Faster migrating species of SAG101-HA and EDS1-V5 after α-FLAG IP of NRG1.2-FLAG in immune-activated tissues migrate slower than pre-activated EDS1-SAG101 heterodimers and NRG1.2 monomers. BN-PAGE and Western blot of lysates and coIP elution products from native promoter-driven stable Arabidopsis lines. The same membrane is shown after sequential immunolabelling and stripping with Restore™ Western Blot Stripping Buffer (21059). First immunolabelling was α-HA to detect SAG101-HA, second immunolabelling was α-V5 to detect EDS1-V5, and third immunolabelling was α-FLAG to detect NRG1.2-FLAG. Left lane shows elution product after α-FLAG IP of NRG1.2-FLAG while right lane shows lysate.
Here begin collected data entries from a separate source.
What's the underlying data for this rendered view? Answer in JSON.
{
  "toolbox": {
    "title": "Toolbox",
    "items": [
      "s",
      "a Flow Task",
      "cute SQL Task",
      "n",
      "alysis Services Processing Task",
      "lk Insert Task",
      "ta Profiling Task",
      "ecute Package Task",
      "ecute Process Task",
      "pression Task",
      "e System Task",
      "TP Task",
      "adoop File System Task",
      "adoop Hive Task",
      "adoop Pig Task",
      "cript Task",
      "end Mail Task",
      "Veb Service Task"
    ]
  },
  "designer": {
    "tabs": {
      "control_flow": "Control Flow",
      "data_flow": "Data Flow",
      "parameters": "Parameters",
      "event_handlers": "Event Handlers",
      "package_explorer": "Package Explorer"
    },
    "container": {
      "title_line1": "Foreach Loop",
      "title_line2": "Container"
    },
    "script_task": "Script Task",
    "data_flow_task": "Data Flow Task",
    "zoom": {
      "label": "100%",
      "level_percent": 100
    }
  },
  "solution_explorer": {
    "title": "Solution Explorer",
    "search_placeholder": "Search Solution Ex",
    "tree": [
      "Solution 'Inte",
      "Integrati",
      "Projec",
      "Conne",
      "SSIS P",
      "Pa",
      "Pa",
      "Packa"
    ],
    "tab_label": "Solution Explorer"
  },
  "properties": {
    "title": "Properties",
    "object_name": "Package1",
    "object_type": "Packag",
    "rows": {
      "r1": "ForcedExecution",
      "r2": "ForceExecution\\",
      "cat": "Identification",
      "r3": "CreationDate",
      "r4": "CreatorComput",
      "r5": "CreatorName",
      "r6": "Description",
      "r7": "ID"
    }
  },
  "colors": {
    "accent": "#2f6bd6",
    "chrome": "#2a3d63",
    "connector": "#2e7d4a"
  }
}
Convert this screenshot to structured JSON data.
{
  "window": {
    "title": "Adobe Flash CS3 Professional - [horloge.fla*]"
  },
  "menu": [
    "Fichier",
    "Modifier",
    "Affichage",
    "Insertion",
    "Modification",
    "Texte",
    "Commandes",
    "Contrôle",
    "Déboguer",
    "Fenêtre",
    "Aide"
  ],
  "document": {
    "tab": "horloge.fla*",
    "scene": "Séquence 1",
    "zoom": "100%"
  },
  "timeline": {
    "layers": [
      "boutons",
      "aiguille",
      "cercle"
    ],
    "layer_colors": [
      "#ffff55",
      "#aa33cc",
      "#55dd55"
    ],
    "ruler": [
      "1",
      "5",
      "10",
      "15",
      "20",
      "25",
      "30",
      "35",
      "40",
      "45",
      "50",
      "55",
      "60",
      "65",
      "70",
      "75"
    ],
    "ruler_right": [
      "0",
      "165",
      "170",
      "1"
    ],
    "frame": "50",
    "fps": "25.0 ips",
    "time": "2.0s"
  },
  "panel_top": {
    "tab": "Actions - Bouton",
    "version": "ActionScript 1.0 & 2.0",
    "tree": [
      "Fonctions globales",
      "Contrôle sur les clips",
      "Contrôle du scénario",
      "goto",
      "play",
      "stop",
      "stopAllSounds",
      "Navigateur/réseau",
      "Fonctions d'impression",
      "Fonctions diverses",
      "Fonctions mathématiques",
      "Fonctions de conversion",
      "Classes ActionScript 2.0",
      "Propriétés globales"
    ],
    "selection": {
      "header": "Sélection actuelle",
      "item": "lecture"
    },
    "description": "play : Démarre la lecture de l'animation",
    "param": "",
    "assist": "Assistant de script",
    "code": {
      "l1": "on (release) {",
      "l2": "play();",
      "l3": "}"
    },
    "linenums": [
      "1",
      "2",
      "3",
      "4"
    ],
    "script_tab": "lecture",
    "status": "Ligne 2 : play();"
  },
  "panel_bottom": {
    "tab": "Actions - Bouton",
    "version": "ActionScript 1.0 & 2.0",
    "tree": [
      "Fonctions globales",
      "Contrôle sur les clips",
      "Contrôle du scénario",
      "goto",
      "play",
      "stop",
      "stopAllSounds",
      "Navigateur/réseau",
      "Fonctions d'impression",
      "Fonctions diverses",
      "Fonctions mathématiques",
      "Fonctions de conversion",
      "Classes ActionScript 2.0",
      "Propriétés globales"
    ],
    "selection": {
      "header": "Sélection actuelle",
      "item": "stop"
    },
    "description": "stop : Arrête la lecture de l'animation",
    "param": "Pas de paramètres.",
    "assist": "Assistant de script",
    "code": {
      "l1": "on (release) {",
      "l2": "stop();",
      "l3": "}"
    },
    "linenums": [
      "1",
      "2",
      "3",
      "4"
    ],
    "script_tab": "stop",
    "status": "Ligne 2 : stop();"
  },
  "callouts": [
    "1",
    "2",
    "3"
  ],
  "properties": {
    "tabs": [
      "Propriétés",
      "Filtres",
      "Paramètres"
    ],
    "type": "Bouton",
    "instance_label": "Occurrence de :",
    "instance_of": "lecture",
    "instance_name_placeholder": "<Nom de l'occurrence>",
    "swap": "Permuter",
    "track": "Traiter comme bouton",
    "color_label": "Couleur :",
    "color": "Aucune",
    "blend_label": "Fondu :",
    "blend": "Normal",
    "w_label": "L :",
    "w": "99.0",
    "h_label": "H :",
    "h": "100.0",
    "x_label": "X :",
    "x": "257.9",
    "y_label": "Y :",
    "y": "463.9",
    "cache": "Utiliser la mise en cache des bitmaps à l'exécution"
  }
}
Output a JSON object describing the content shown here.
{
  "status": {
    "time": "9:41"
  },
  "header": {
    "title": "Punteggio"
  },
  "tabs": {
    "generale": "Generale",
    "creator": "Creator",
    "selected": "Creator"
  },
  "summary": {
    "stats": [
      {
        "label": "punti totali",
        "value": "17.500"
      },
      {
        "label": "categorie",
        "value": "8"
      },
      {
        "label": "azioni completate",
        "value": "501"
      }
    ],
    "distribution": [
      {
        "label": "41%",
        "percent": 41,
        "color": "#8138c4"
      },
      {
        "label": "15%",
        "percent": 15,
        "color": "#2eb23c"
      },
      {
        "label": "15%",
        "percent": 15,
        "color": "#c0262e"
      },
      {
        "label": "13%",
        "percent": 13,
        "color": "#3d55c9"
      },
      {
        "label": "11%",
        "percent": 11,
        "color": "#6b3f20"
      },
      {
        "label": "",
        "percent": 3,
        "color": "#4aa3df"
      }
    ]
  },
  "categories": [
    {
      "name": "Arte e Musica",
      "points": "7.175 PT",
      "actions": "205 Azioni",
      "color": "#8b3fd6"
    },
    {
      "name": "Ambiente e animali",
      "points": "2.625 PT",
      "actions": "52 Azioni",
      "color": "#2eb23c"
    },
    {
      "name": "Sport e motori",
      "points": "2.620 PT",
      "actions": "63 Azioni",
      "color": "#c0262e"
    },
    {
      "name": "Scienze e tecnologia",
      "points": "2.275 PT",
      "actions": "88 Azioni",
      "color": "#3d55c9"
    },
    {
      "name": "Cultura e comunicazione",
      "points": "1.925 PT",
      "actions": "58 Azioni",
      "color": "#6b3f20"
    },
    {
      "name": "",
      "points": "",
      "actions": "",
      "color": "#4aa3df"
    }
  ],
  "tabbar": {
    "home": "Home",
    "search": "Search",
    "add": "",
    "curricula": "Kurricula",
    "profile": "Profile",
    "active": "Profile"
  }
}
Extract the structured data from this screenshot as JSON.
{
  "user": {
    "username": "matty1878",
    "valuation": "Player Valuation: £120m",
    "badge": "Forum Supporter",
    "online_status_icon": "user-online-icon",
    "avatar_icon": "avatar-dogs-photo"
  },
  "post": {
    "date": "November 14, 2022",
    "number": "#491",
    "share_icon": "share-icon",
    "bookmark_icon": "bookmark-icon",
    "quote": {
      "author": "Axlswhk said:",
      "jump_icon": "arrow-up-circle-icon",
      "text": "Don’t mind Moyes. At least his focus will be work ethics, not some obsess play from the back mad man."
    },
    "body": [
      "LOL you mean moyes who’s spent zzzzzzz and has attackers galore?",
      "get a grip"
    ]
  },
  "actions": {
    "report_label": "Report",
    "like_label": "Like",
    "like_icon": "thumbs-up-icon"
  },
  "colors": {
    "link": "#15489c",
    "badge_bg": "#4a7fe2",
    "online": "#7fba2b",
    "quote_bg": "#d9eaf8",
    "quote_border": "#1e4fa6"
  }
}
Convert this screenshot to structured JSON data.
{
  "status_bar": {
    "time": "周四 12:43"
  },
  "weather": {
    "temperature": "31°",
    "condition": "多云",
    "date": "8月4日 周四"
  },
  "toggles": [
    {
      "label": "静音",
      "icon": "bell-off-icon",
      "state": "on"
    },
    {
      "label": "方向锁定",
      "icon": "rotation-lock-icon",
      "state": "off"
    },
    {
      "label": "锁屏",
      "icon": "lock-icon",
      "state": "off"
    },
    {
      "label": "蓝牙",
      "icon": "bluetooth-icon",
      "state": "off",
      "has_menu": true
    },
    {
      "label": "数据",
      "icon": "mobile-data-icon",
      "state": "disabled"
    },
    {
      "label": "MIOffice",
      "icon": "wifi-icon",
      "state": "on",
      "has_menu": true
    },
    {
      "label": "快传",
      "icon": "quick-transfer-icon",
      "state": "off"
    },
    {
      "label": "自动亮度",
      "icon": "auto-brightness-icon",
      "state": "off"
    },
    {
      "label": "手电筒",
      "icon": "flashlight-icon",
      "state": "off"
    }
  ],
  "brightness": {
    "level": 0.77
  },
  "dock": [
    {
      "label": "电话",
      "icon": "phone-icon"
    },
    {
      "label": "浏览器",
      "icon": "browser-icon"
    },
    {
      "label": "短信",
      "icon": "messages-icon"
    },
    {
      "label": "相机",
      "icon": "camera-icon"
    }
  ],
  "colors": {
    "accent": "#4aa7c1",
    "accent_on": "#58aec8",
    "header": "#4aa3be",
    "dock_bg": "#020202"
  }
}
Left lane is representative of post-activation complex formations for EDS1 and SAG101, and right lane is representative of pre-activation states for NRG1, EDS1, and SAG101 which do not change in lysates from mock/un-infiltrated to AvrRps4-treated (Fig. 3). Lysate in α-FLAG blot shows bleaching effects, likely an artifact of sequential stripping. In α-FLAG blot, α-FLAG IP shows pre-activation state of NRG1.2-FLAG as large NRG1 oligomer is not observed, and banding patterns do not change, from mock/un-infiltrated to AvrRps4-treated and observation of oligomeric NRG1 requires detection of NRG1.2-V5 after α-FLAG IP of NRG1.2-FLAG (Fig. 3a & 3c). Species identities are indicated in red, and red dashed lines indicate lanes were cropped. Samples were run in parallel on same membrane. Two independent biological replicates showed similar results.
Acknowledgments
We thank Tim Wells with JIC horticulture services for care of Arabidopsis and N. benthamiana plants, Mark Youles and Liam Egan with TSL Synbio, Ola Wawryk, Jodie Taylor, Jaqueline Bautor and Matthew Smoker for transformation of Arabidopsis, Johannes Stuttmann and Ulla Bonas for Pf0-1 XopQ, Marc Nishimura and Adam Bayless for RBA1 constructs, Brian Staskawicz for Agrobacterium XopQ, Dan Mclean for guidance generating Derevnina plots, Ruby O’Grady for illustrations, and Ton Timmers at MPI-Cologne for confocal microscopy advice. Work in the Parker lab was supported by the Max-Planck Society, Deutsche Forschungsgemeinschaft (DFG) grant SFB-1403–414786233 (J.E.P., X.S.) and an Alexander von Humboldt Foundation postdoctoral fellowship (J.W.). Work in the Jones lab was supported by ERC Advanced Investigator grant “ImmunityByPairDesign” (H-K.A.), BBSRC DTP program (B.P.M.N.) and by Gatsby Foundation support to TSL (J.M.F. and J.D.G.J.).
Footnotes
Competing Interest Statement: The authors declare no competing interests.